# Most beautifull cichlids



## Michaeljames (Jan 14, 2005)

woah I just checked out that jeff raps website and I couldnt believe these 2 females
I've actually heard of them before being mentioned as beautifull but these are the first pics I've seen of them.


----------



## King Oscar (Apr 5, 2005)

nice they look sweet


----------



## bmpower007 (Feb 11, 2005)

> nice they look sweet


----------



## oojit (Feb 24, 2005)

Thats a really nice festae.
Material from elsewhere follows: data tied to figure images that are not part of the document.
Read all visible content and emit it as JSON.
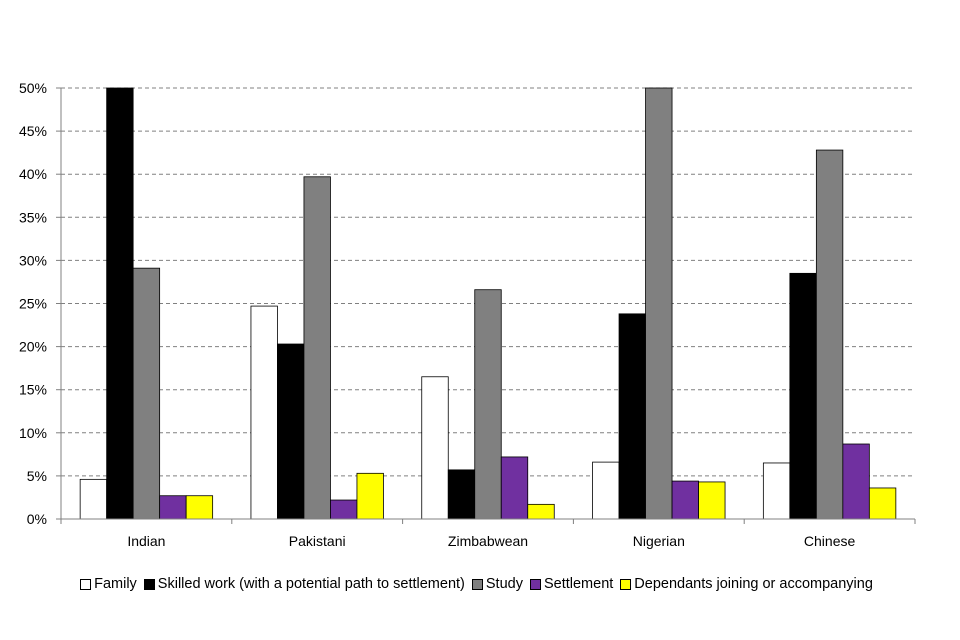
{
  "chart_data": {
    "type": "bar",
    "title": "",
    "xlabel": "",
    "ylabel": "",
    "ylim": [
      0,
      50
    ],
    "yticks": [
      "0%",
      "5%",
      "10%",
      "15%",
      "20%",
      "25%",
      "30%",
      "35%",
      "40%",
      "45%",
      "50%"
    ],
    "grid": true,
    "legend_position": "bottom",
    "categories": [
      "Indian",
      "Pakistani",
      "Zimbabwean",
      "Nigerian",
      "Chinese"
    ],
    "series": [
      {
        "name": "Family",
        "color": "#ffffff",
        "values": [
          4.6,
          24.7,
          16.5,
          6.6,
          6.5
        ]
      },
      {
        "name": "Skilled work (with a potential path to settlement)",
        "color": "#000000",
        "values": [
          50,
          20.3,
          5.7,
          23.8,
          28.5
        ]
      },
      {
        "name": "Study",
        "color": "#808080",
        "values": [
          29.1,
          39.7,
          26.6,
          50,
          42.8
        ]
      },
      {
        "name": "Settlement",
        "color": "#7030a0",
        "values": [
          2.7,
          2.2,
          7.2,
          4.4,
          8.7
        ]
      },
      {
        "name": "Dependants joining or accompanying",
        "color": "#ffff00",
        "values": [
          2.7,
          5.3,
          1.7,
          4.3,
          3.6
        ]
      }
    ]
  }
}
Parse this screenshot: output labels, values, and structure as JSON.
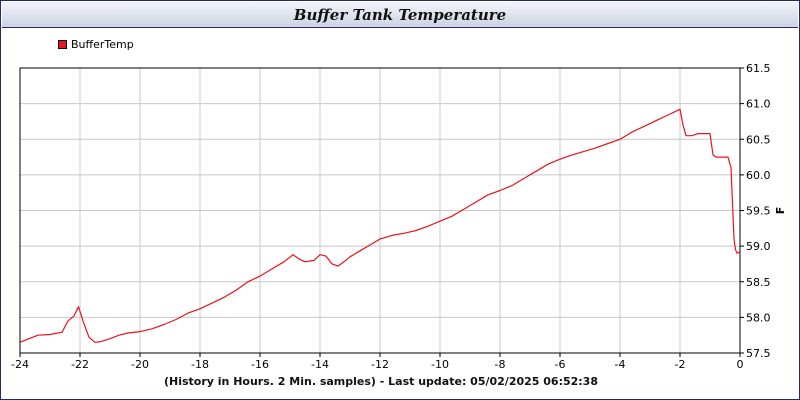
{
  "window": {
    "title": "Buffer Tank Temperature"
  },
  "footer": {
    "caption": "(History in Hours. 2 Min. samples) - Last update: 05/02/2025 06:52:38"
  },
  "colors": {
    "series": "#e8141b",
    "grid": "#c8c8c8",
    "title_bar_border": "#1f2a6b"
  },
  "chart_data": {
    "type": "line",
    "title": "Buffer Tank Temperature",
    "xlabel": "(History in Hours. 2 Min. samples)",
    "ylabel": "F",
    "xlim": [
      -24,
      0
    ],
    "ylim": [
      57.5,
      61.5
    ],
    "grid": true,
    "legend_position": "top-left",
    "x_ticks": [
      -24,
      -22,
      -20,
      -18,
      -16,
      -14,
      -12,
      -10,
      -8,
      -6,
      -4,
      -2,
      0
    ],
    "y_ticks": [
      57.5,
      58.0,
      58.5,
      59.0,
      59.5,
      60.0,
      60.5,
      61.0,
      61.5
    ],
    "series": [
      {
        "name": "BufferTemp",
        "x": [
          -24.0,
          -23.7,
          -23.4,
          -23.0,
          -22.6,
          -22.4,
          -22.2,
          -22.05,
          -21.9,
          -21.7,
          -21.5,
          -21.3,
          -21.0,
          -20.7,
          -20.4,
          -20.0,
          -19.6,
          -19.2,
          -18.8,
          -18.4,
          -18.0,
          -17.6,
          -17.2,
          -16.8,
          -16.4,
          -16.0,
          -15.6,
          -15.2,
          -14.9,
          -14.7,
          -14.5,
          -14.2,
          -14.0,
          -13.8,
          -13.6,
          -13.4,
          -13.2,
          -13.0,
          -12.6,
          -12.2,
          -12.0,
          -11.6,
          -11.2,
          -10.8,
          -10.4,
          -10.0,
          -9.6,
          -9.2,
          -8.8,
          -8.4,
          -8.0,
          -7.6,
          -7.2,
          -6.8,
          -6.4,
          -6.0,
          -5.6,
          -5.2,
          -4.8,
          -4.4,
          -4.0,
          -3.6,
          -3.2,
          -2.8,
          -2.4,
          -2.2,
          -2.0,
          -1.9,
          -1.8,
          -1.6,
          -1.4,
          -1.2,
          -1.0,
          -0.9,
          -0.8,
          -0.6,
          -0.4,
          -0.3,
          -0.25,
          -0.2,
          -0.15,
          -0.1,
          0.0
        ],
        "y": [
          57.65,
          57.7,
          57.75,
          57.76,
          57.79,
          57.95,
          58.02,
          58.15,
          57.95,
          57.72,
          57.65,
          57.66,
          57.7,
          57.75,
          57.78,
          57.8,
          57.84,
          57.9,
          57.97,
          58.06,
          58.12,
          58.2,
          58.28,
          58.38,
          58.5,
          58.58,
          58.68,
          58.78,
          58.88,
          58.82,
          58.78,
          58.8,
          58.88,
          58.86,
          58.75,
          58.72,
          58.78,
          58.85,
          58.95,
          59.05,
          59.1,
          59.15,
          59.18,
          59.22,
          59.28,
          59.35,
          59.42,
          59.52,
          59.62,
          59.72,
          59.78,
          59.85,
          59.95,
          60.05,
          60.15,
          60.22,
          60.28,
          60.33,
          60.38,
          60.44,
          60.5,
          60.6,
          60.68,
          60.76,
          60.84,
          60.88,
          60.92,
          60.7,
          60.55,
          60.55,
          60.58,
          60.58,
          60.58,
          60.28,
          60.25,
          60.25,
          60.25,
          60.1,
          59.6,
          59.1,
          58.95,
          58.9,
          58.92
        ]
      }
    ]
  }
}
Have never seen one that nice.


----------



## Just1nK4ng (Oct 20, 2004)

B E A UTIFUL


----------



## crazyklown89 (Aug 28, 2003)

Salvinis and Red Tiger Motaguense.


----------



## elTwitcho (Jun 22, 2004)

Nope, it's still the green terror



















It's personal taste really, most cichlids are pretty attractive in one way or another except for the mutant ones like BPs and FHs


----------



## mauls (Mar 25, 2004)

adult jack dempseys aren't too bad lookin either


----------



## lemmywinks (Jan 25, 2004)

Big male umbees are definatly high on my list


----------



## crazyklown89 (Aug 28, 2003)

lemmywinks said:


> Big male umbees are definatly high on my list
> 
> 
> 
> ...


Is that Boon's?


----------



## Fish_Devil08 (May 23, 2005)

that's a holy mother monster,,,,, i wonder how tasty he is......  just kidding...


----------



## lemmywinks (Jan 25, 2004)

crazyklown89 said:


> lemmywinks said:
> 
> 
> > Big male umbees are definatly high on my list :nod:
> ...


god no









That's cichlidscenes 19" male


----------



## Puff (Feb 14, 2005)

that is a huge bloody cichlid.

i think salvinis can be absolutely stunning, while ive seen others that look like it's something i dropped in the toilet...


----------



## crazyklown89 (Aug 28, 2003)

lemmywinks said:


> crazyklown89 said:
> 
> 
> > lemmywinks said:
> ...


You know the words male and 19 inches should never be followed by a drooling face.


----------



## Joga Bonito (Oct 30, 2004)

discus








View attachment 66771


----------



## piranhasrule (May 31, 2004)

Beauty is in the eye of the beholder, i think alot of the darker coloured cichlids look alot better then the brighter ones. But thats just my opinion


----------



## King Oscar (Apr 5, 2005)

holy sh*t that fish is huge, but he looks real nice for his size


----------